Self-supervised monocular depth estimation (MDE) relies solely on sequential image frames for supervision. However, its performance in dynamic scenes is suboptimal, as the model's depth estimation of dynamic objects deteriorates over the course of training. This paper proposes an innovative Depth Self-Inhibition (DSI) training framework to suppress this process, allowing the MDE model to maintain strong performance in dynamic scenes. This method consists of two stages: the raw stage and the self-inhibition stage. In the raw stage, we train the MDE model without considering dynamic objects, aiming to identify unreliable depth regions where the depth values change significantly during training. In the self-inhibition stage, we retrain the MDE model and use the novel Disparity Difference Mask (DD-mask) method to exclude these unreliable regions from the loss. Additionally, the Ground-contact-prior Disparity Smoothness Loss (GDS-Loss) is employed to supervise depth learning in these areas. In this stage, we use a novel Normal Distribution-based Loss (ND-Loss), which outperforms L1 loss in dynamic scenes.

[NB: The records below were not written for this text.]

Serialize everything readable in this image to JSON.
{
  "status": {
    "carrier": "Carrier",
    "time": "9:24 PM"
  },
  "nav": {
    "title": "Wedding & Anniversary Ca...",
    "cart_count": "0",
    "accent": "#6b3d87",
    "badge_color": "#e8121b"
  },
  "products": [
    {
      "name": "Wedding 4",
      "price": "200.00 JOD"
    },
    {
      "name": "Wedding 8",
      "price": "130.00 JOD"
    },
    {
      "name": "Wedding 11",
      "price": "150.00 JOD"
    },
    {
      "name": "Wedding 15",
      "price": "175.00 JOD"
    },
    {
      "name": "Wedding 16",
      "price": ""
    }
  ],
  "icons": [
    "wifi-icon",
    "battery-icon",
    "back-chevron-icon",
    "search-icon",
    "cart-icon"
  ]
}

During the evaluation, we introduce the Ratio Median Scaling (RM-scaling) method to address scale ambiguity in the estimated depth, providing a more reliable performance evaluation than the existing median scaling method. Experimental results show that the DSI training framework can be conveniently applied into existing MDE models, significantly improving their performance on the Cityscapes and KITTI datasets, particularly in moving object regions. The code will be released.